Regimes of spray formation in gas-centered swirl coaxial atomizers

TL;DR

This study experimentally investigates spray formation in gas-centered swirl coaxial atomizers, identifying various breakup regimes and their characteristics using high-speed imaging, revealing how different regimes influence spray behavior.

Contribution

It classifies and describes multiple spray regimes in gas-centered swirl atomizers, providing detailed insights into their breakup mechanisms and the influence of flow parameters.

Findings

Identified four distinct spray regimes: wave-assisted, perforated, segmented, and pulsation.

Described the breakup mechanisms and features of each regime.
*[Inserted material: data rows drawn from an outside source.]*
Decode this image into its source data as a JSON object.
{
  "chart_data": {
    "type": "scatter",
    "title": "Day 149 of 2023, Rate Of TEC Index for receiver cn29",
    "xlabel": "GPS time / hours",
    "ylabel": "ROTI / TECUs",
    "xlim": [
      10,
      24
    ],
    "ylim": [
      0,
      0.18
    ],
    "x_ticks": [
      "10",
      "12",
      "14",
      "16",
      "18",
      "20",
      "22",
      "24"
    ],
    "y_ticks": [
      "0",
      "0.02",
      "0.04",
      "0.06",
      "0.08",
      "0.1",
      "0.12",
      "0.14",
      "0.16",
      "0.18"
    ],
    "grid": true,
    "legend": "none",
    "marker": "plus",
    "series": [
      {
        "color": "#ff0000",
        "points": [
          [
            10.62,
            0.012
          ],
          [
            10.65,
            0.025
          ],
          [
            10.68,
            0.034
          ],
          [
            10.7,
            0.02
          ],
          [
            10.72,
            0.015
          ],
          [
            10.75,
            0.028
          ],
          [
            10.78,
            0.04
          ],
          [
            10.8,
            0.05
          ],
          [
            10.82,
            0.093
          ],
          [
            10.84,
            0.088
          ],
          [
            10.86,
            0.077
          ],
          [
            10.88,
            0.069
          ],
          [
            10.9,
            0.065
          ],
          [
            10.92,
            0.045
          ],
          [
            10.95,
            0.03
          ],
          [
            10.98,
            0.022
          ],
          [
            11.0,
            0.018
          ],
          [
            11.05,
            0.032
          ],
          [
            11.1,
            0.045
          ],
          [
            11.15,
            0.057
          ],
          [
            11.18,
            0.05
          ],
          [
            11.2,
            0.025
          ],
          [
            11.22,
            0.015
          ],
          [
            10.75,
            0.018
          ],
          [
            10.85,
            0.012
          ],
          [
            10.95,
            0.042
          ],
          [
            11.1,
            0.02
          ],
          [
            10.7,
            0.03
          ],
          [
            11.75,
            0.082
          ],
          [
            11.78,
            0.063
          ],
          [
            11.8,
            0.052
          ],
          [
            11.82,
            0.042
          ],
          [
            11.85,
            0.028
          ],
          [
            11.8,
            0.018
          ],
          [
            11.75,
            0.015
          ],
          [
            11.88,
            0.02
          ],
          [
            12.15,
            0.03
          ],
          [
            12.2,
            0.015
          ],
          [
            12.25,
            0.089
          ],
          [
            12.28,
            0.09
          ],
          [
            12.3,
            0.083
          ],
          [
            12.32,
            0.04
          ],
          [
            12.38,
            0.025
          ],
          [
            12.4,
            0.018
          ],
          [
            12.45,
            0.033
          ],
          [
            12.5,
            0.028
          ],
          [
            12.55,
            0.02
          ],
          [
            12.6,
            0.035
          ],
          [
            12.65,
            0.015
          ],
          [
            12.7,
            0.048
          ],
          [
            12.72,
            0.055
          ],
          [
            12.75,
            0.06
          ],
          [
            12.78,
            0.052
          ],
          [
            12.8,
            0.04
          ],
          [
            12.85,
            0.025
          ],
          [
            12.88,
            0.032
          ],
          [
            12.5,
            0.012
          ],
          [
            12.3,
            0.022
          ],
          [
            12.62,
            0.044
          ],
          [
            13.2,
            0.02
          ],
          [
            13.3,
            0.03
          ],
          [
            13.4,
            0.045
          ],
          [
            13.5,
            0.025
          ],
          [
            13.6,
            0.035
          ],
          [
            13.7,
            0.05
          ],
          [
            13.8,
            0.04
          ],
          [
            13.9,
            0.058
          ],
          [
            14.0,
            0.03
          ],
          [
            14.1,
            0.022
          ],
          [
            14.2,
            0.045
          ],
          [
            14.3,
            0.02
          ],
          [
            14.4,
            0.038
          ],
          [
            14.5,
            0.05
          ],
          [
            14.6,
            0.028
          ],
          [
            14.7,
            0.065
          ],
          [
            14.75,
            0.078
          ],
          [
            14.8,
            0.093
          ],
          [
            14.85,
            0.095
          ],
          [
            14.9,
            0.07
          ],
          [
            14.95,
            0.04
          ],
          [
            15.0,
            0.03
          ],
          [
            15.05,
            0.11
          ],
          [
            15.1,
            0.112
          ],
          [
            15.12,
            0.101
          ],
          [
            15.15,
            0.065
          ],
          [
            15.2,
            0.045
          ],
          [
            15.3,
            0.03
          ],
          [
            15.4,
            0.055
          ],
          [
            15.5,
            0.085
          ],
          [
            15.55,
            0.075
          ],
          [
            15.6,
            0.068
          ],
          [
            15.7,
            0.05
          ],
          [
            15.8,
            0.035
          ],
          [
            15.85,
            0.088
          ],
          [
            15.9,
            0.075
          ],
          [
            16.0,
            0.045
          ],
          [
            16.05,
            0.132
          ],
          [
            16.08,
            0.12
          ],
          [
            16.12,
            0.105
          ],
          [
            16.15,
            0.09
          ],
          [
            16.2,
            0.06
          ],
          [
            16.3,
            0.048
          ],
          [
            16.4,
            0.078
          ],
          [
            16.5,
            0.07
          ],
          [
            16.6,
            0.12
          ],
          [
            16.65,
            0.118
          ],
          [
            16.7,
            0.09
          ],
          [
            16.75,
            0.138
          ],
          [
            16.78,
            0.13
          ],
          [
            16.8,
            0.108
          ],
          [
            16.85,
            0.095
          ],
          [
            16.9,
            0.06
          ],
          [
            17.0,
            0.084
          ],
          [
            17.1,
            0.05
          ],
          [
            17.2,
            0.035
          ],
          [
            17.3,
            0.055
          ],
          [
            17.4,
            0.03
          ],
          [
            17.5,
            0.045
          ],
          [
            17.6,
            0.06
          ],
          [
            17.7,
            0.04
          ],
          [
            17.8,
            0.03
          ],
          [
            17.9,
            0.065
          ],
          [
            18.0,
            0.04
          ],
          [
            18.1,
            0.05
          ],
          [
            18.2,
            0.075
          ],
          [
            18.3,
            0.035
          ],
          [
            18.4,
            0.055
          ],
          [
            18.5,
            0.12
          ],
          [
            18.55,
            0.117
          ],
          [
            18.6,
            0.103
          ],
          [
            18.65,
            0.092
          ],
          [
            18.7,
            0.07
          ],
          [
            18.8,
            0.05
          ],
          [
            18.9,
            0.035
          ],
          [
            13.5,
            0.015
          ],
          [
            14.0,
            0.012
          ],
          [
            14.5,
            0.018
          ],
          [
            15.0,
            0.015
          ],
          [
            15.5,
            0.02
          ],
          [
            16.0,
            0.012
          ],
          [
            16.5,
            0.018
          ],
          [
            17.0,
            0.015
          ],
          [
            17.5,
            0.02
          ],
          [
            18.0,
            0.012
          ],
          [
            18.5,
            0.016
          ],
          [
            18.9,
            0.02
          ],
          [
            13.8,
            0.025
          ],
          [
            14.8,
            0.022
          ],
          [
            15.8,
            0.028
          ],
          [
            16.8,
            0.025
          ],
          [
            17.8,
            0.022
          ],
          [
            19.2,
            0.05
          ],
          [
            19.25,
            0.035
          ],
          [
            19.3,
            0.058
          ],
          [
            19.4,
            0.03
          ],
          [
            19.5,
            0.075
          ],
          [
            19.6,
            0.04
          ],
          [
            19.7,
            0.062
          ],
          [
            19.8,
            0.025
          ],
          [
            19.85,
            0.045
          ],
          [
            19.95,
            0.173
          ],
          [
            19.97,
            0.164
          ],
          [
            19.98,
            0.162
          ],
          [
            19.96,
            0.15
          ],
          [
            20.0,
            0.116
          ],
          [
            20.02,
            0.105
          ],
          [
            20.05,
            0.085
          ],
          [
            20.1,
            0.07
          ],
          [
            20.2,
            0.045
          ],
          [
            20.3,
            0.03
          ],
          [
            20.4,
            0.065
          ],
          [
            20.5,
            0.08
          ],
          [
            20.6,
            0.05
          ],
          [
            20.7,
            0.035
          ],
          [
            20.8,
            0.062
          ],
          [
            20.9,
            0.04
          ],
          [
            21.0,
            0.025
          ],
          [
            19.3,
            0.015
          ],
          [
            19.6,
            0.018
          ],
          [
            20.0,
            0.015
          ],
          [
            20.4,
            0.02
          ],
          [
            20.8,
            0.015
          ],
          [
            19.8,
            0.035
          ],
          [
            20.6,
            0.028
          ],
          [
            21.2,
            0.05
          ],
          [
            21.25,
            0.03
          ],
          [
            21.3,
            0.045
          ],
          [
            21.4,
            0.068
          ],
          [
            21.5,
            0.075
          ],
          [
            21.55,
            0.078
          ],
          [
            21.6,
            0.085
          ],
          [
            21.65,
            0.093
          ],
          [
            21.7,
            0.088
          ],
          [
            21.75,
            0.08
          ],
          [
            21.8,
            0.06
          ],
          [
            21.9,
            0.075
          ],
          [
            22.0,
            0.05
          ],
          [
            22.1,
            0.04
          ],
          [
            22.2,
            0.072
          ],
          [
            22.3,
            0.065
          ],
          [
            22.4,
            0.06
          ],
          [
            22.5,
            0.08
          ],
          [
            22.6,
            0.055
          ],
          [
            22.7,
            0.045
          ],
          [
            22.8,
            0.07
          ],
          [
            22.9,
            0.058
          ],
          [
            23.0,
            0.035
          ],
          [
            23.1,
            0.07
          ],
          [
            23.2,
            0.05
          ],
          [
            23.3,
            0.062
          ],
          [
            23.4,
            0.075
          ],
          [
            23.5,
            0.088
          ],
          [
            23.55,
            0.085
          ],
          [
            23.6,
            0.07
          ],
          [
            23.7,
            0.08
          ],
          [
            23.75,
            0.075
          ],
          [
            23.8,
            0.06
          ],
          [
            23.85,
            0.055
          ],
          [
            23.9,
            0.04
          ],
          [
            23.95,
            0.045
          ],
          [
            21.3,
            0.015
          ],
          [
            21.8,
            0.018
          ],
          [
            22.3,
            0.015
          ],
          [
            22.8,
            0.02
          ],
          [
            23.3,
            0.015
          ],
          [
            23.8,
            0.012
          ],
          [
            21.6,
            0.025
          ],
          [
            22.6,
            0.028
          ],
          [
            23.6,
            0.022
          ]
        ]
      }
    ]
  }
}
Showed the impact of air-to-liquid momentum ratios on spray behavior.

Abstract

Spray formation in ambient atmosphere from gas-centered swirl coaxial atomizers is described by carrying out experiments in a spray test facility. The atomizer discharges a circular air jet and an axisymmetric swirling water sheet from its coaxially arranged inner and outer orifices. A high-speed digital imaging system along with a backlight illumination arrangement is employed to record the details of liquid sheet breakup and spray development. Spray regimes exhibiting different sheet breakup mechanisms are identified and their characteristic features presented. The identified spray regimes are wave-assisted sheet breakup, perforated sheet breakup, segmented sheet breakup, and pulsation spray regime. In the regime of wave-assisted sheet breakup, the sheet breakup shows features similar to the breakup of two-dimensional planar air-blasted liquid sheets. At high air-to-liquid momentum ratios, the interaction process between the axisymmetric swirling liquid sheet and the circular air jet develops spray processes which are more specific to the atomizer studied here. The spray exhibits a periodic ejection of liquid masses whose features are dominantly controlled by the central air jet.